We typically see goal-setting as something we do at the start of a new year. We set goals as ‘resolutions’ and hope to achieve them as the year goes by, focusing on the outcome and often not on the journey. These goals are often quite big too (eg. I am going to lose 30 pounds or I am going to save X amount of money by the end of the year) and around March you have given up and might even feel low and defeated. Sounds familiar? Although there is nothing wrong with setting big goals, it is helpful to your mood to set some smaller, easily achievable goals as well. Here’s why:

When achieving a goal, our brain rewards us with the release of dopamine.

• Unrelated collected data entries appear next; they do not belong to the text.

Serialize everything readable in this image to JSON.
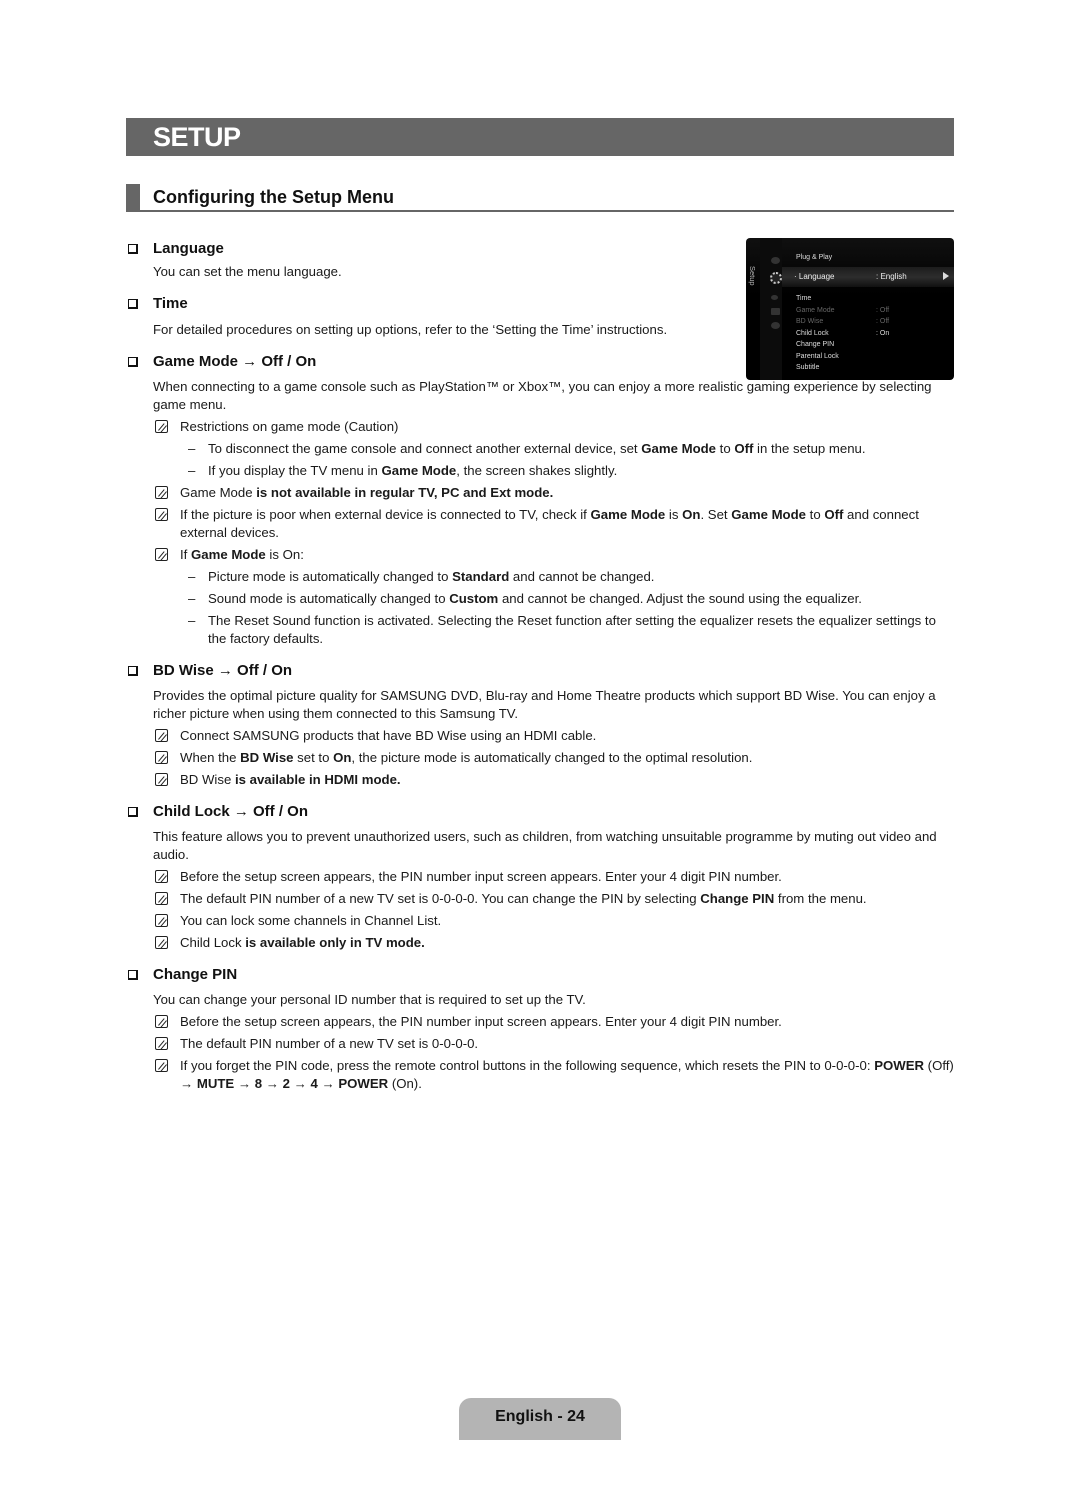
{
  "chapter_title": "SETUP",
  "section_title": "Configuring the Setup Menu",
  "tv_menu": {
    "side_label": "Setup",
    "rows": [
      {
        "label": "Plug & Play",
        "value": "",
        "state": "normal"
      },
      {
        "label": "Language",
        "value": ": English",
        "state": "selected"
      },
      {
        "label": "Time",
        "value": "",
        "state": "normal"
      },
      {
        "label": "Game Mode",
        "value": ": Off",
        "state": "disabled"
      },
      {
        "label": "BD Wise",
        "value": ": Off",
        "state": "disabled"
      },
      {
        "label": "Child Lock",
        "value": ": On",
        "state": "normal"
      },
      {
        "label": "Change PIN",
        "value": "",
        "state": "normal"
      },
      {
        "label": "Parental Lock",
        "value": "",
        "state": "normal"
      },
      {
        "label": "Subtitle",
        "value": "",
        "state": "normal"
      }
    ]
  },
  "items": {
    "language": {
      "title": "Language",
      "text": "You can set the menu language."
    },
    "time": {
      "title": "Time",
      "text": "For detailed procedures on setting up options, refer to the ‘Setting the Time’ instructions."
    },
    "game_mode": {
      "title": "Game Mode → Off / On",
      "text": "When connecting to a game console such as PlayStation™ or Xbox™, you can enjoy a more realistic gaming experience by selecting game menu.",
      "note1": "Restrictions on game mode (Caution)",
      "note1_dash1": [
        "To disconnect the game console and connect another external device, set ",
        "Game Mode",
        " to ",
        "Off",
        " in the setup menu."
      ],
      "note1_dash2": [
        "If you display the TV menu in ",
        "Game Mode",
        ", the screen shakes slightly."
      ],
      "note2": [
        "Game Mode",
        " is not available in regular TV, PC and Ext mode."
      ],
      "note3": [
        "If the picture is poor when external device is connected to TV, check if ",
        "Game Mode",
        " is ",
        "On",
        ". Set ",
        "Game Mode",
        " to ",
        "Off",
        " and connect external devices."
      ],
      "note4": [
        "If ",
        "Game Mode",
        " is On:"
      ],
      "note4_dash1": [
        "Picture mode is automatically changed to ",
        "Standard",
        " and cannot be changed."
      ],
      "note4_dash2": [
        "Sound mode is automatically changed to ",
        "Custom",
        " and cannot be changed. Adjust the sound using the equalizer."
      ],
      "note4_dash3": "The Reset Sound function is activated. Selecting the Reset function after setting the equalizer resets the equalizer settings to the factory defaults."
    },
    "bd_wise": {
      "title": "BD Wise → Off / On",
      "text": "Provides the optimal picture quality for SAMSUNG DVD, Blu-ray and Home Theatre products which support BD Wise. You can enjoy a richer picture when using them connected to this Samsung TV.",
      "note1": "Connect SAMSUNG products that have BD Wise using an HDMI cable.",
      "note2": [
        "When the ",
        "BD Wise",
        " set to ",
        "On",
        ", the picture mode is automatically changed to the optimal resolution."
      ],
      "note3": [
        "BD Wise",
        " is available in HDMI mode."
      ]
    },
    "child_lock": {
      "title": "Child Lock → Off / On",
      "text": "This feature allows you to prevent unauthorized users, such as children, from watching unsuitable programme by muting out video and audio.",
      "note1": "Before the setup screen appears, the PIN number input screen appears. Enter your 4 digit PIN number.",
      "note2": [
        "The default PIN number of a new TV set is 0-0-0-0. You can change the PIN by selecting ",
        "Change PIN",
        " from the menu."
      ],
      "note3": "You can lock some channels in Channel List.",
      "note4": [
        "Child Lock",
        " is available only in TV mode."
      ]
    },
    "change_pin": {
      "title": "Change PIN",
      "text": "You can change your personal ID number that is required to set up the TV.",
      "note1": "Before the setup screen appears, the PIN number input screen appears. Enter your 4 digit PIN number.",
      "note2": "The default PIN number of a new TV set is 0-0-0-0.",
      "note3": [
        "If you forget the PIN code, press the remote control buttons in the following sequence, which resets the PIN to 0-0-0-0: ",
        "POWER",
        " (Off) → ",
        "MUTE",
        " → ",
        "8",
        " → ",
        "2",
        " → ",
        "4",
        " → ",
        "POWER",
        " (On)."
      ]
    }
  },
  "footer": {
    "page_label": "English - 24"
  }
}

Your brain finds this dopamine rush very rewarding. Dopamine is an essential hormone and neurotransmitter for happiness. In other words, activities aligned with a goal provide a sense of happiness. Psychology today states that setting small achievable goals (like cleaning the pantry or taking out the trash) that you could get done in a few minutes can still give you that feel-good feeling! Obviously the bigger the goal, the bigger the rush of dopamine and reward feeling you will get. Do not sabotage yourself by setting unrealistic or unachievable goals. You can work towards big goals by identifying smaller goals in the journey to your bigger goal. This strategy will give you a steady release of dopamine in your brain.

A recent study conducted by the University of Basel found that people are most satisfied if they have a feeling of control and attainability in reaching the goals

I want to invite you to try this tool out and measure it’s impact on your mood:

  1. Create a to-do list at the start of your day.
  2. It is helpful to write down what you’d like to get done or achieve during the day. (Eg. Make my bed/ Take the kids to school/ Check my emails/ Call my sister).
  3. Tick off each goal as you reach it and feel the surge of dopamine as you get these tasks done.
  4. If you do not get it all done, don’t sweat it! A big part of getting things done on your to-do list is to be present and do it with enjoyment as much as you can (although taking out the trash can only be so much fun – I must admit!).
  5. Being present while ticking off items on your to-do list, gives you the opportunity to experience life on a daily basis in its entirety. It ensures that you do not rush through your days, simply stuck in the anxiety it can create.

So, which small daily goals can you set for yourself to experience small bursts of happiness throughout your day? Happy goal-setting!